The GCP Quality Assurance Auditor reports to the Director of GCP/PVG Quality Assurance and is responsible for ensuring GxP compliance with regulatory authorities. The role focuses on implementing compliance directives, supporting quality management systems, and minimizing risk in a regulated pharmaceutical environment. The auditor conducts and participates in internal and external GxP audits, supporting Clinical Operations, Non-Clinical, Manufacturing, and Pharmacovigilance activities.
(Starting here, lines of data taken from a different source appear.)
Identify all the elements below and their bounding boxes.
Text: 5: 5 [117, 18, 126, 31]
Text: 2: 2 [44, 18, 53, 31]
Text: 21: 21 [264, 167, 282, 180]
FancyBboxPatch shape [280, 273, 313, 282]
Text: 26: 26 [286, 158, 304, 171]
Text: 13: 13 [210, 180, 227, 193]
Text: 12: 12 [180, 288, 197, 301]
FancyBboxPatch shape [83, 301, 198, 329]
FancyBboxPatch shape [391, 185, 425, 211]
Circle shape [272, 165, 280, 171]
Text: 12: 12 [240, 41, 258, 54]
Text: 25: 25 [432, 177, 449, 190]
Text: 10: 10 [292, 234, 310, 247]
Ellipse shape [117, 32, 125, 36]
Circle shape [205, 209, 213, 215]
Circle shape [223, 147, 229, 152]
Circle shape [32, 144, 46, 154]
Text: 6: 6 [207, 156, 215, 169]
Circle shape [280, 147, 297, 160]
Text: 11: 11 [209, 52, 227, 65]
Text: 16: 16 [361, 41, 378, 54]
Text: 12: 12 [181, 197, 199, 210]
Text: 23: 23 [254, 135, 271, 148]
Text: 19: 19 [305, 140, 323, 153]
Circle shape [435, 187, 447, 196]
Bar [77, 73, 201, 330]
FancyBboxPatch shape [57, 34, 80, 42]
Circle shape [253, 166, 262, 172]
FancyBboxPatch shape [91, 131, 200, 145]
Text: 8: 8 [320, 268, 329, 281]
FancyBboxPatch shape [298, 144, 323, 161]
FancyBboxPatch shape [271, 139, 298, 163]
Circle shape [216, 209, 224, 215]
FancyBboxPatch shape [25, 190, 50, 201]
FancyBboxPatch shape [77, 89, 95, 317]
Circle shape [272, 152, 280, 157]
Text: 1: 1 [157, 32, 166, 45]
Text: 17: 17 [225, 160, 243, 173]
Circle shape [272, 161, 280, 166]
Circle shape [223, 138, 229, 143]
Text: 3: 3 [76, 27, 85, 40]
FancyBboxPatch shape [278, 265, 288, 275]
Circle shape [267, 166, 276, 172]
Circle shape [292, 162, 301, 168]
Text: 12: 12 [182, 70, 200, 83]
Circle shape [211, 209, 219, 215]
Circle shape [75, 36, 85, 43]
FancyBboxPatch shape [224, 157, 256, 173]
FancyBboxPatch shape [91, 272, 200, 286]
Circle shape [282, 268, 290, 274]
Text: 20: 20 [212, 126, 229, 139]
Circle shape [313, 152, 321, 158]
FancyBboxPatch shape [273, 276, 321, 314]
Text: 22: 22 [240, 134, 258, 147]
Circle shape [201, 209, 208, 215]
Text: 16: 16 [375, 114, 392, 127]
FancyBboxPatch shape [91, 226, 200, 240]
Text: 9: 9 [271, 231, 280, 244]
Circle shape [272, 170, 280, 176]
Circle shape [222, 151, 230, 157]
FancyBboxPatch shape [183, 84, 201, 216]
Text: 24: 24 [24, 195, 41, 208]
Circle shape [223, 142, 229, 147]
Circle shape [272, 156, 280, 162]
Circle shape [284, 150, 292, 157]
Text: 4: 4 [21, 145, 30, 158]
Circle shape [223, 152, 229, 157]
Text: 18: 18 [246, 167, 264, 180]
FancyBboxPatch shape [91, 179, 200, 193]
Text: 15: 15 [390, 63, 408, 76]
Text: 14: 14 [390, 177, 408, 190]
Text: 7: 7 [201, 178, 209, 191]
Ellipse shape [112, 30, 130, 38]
The position works closely with CROs, CMOs, investigator sites, vendors, and cross‑functional teams to support clinical trials. This opportunity is with a rapidly growing biopharmaceutical company specializing in Neurology and Psychiatry therapies.

• Plan and conduct global clinical process and vendor audits across clinical trials.
• Perform risk‑based audits of specific clinical processes.
• Conduct clinical vendor audits with SMEs (e.g., IRT, EDC).
• Develop and distribute audit reports to stakeholders.
• Own and manage clinical vendor non‑conformances (CAPAs).
• Review and audit compliance with FDA regulations, ICH‑GCP, and related guidelines.
• Collaborate with clinical sourcing, supplier quality, and clinical partnerships.
• Support regulatory agency inspections.
• Participate in quality improvement initiatives.

• 2+ years of pharmaceutical industry experience.
• Bachelor's degree in scientific, healthcare, or related discipline.
• Strong GCP and safety background.
• Experience with internal and external audits (process & systems).
• Strong knowledge of SOPs, QMS, policies, and procedures.
• Ability to work with global clinical teams.
• 10% travel required.

• Extensive GCP auditing experience.
• Strong communication skills with internal teams and external partners.
• Detail‑oriented with a risk‑based auditing mindset.